Efficiency Administration On-line Coaching: Assessments To Keep away from
Performance Management Online Training: Which Online Assessments Should Be Left Out?
How do you know if your employees are actually absorbing the information and building important skills? Of course, you can always get an overview by evaluating LMS reports. However, assessments give you the opportunity to dive deeply and find out exactly where the strengths and weaknesses lie. They can identify skill gaps that are holding employees back and offer targeted support tools. But not all valuation methods are created equal. Qualitative examinations can, for example, indicate the level of understanding and fall short in the diagnostic department. For this reason, you should avoid these 7 types of online assessments in online performance management training.
7 types of online assessments that should be omitted from performance management training
1. Multiple choice exams
Multiple choice exams are perfect for compliance knowledge or other quantifiable online training topics. For example, testing an employee’s ability to remember company policies. However, online training in performance management requires a more qualitative approach. Instead of just determining if an employee can guess the correct answer from a list of answers. They need to be able to see if they can put their skills and knowledge into action.
2. Compulsory Peer-Based Review
Inviting colleagues to review each other’s work and highlight potential for improvement has its advantages. In informal training environments, for example, peers are given the opportunity to interact and provide eLearning feedback based on their previous experience. However, the most effective online performance management training reviews should be more personal. Employees must be able to evaluate their own performance and recognize their own sticking points. Peer-based reviews should never be forced upon the individual. It is a helpful training tool if you so choose, but you also need the opportunity to reflect for yourself. Some may feel uncomfortable about being “judged” by colleagues pointing out their mistakes.
3. Right / wrong
Employees have a 50/50 chance of getting it right. Hence, true or false ratings don’t really test the real world application or whether they really understand the task / behavior. Or even if they completely understand the matter from the outset. Fill-in-the-blank and short-answer exams also fall into this category and should be avoided in online performance management training. Even compliance tasks are difficult to measure with these more rudimentary types of assessment. Because they lack the ability to recognize the level of knowledge of employees and how well they are using it in the workplace to increase efficiency.
4. Theoretical simulations
Simulations are a great way to evaluate the real world application and gauge whether the employee knows how to use their skills in the workplace. However, you need to make them contextual in order to evaluate employees’ talents and help them achieve positive performance. For example, add realistic characters and challenges so you can see how they’re reacting and what else they need to work on. Instead of just testing their knowledge of the theory behind the task, like remembering every step.
5. Ambiguous branching scenarios
The key to successful branching scenarios lies in the clear definition of the decision points and the range of results. Especially if you are using them as online performance management training reviews. Employees need to know why their decision was right / wrong and how their behavior and actions led them to this point. For example, where they started going down the wrong path that led them to the worst possible outcome.

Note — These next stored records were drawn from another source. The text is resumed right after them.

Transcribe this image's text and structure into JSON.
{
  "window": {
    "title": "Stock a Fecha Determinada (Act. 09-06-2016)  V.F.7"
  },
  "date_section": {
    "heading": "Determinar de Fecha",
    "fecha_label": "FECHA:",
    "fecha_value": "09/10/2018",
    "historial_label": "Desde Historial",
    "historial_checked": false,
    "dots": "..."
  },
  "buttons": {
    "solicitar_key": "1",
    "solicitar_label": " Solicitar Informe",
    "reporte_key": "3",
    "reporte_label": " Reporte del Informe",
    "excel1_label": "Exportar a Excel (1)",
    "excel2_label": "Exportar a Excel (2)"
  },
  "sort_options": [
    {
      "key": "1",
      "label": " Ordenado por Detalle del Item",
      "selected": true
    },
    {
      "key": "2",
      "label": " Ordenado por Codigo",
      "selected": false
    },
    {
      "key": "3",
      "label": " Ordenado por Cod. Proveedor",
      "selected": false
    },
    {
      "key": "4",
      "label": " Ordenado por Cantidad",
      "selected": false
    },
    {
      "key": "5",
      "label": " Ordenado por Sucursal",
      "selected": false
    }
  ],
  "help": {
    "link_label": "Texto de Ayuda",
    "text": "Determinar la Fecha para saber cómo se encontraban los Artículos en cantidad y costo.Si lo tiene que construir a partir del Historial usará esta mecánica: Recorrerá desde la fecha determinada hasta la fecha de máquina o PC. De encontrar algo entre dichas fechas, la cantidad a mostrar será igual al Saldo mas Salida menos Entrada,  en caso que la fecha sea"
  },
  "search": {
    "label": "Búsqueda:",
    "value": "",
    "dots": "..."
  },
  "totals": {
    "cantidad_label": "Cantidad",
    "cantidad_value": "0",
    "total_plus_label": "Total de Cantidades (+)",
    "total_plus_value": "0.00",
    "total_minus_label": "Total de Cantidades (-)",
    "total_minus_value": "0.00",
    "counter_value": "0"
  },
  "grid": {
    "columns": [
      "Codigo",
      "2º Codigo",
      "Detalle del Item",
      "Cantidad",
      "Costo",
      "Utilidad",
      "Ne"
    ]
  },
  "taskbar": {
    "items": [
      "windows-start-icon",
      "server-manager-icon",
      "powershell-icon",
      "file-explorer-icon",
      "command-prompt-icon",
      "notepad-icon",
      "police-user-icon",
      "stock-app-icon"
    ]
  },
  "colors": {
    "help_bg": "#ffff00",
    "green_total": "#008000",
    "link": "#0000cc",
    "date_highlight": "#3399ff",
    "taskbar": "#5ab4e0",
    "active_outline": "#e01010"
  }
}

Ambiguous branch scenarios fail because they fail to provide employees with effective eLearning feedback or guidance. They know they weren’t doing their best but aren’t sure why or how to improve. Which, frankly, makes them feel a little drained and demotivated. Instead of giving them a chance to fix the performance problem and be motivated to reach their potential.
6. Serious games that lack immediate follow-up
Serious games are not only addicting, they also help measure performance and fix problem areas. In certain cases, employees may be having so much fun that they don’t even realize they’re being assessed. The problem is that these serious game assessments have to be paired with immediate follow-up and make real application easier. For example, you can include interesting characters and storylines, but everything must be task or performance related. Otherwise, the game will become a distraction instead of an effective assessment method in online performance management training. Incorporate recommendations and follow-up online training recommendations retrospectively. As well as personalized eLearning feedback that informs employees how to increase their productivity and performance based on their gaming performance.
7. Preliminary assessments that do not fill any personal gaps
The pre-evaluation of employees gives you the opportunity to find out how much they know, what they need to learn and where to go next. However, the pre-assessments should be based on personal gaps instead of trying to throw the net wide. Formulate the questions to target specific skills or task performance issues that hold employees back. Ultimately, each question should help you get inside the employee’s mind to see how they rate their own performance. And where they believe they need to improve based on past experiences and results. Avoid generalized questions so that you can put them on the right track and put them into an appropriate group. For example, with other customer service reps who need to perfect their POS troubleshooting or communication skills.
The online performance management training includes a fair amount of self-analysis and ongoing support. Employees need to be able to identify weaknesses and address them immediately to improve productivity. However, these types of assessment only brush the surface instead of delving into individual areas for improvement. Some can even exacerbate the performance problems because they only test theoretical know-how or do not offer any direct follow-up.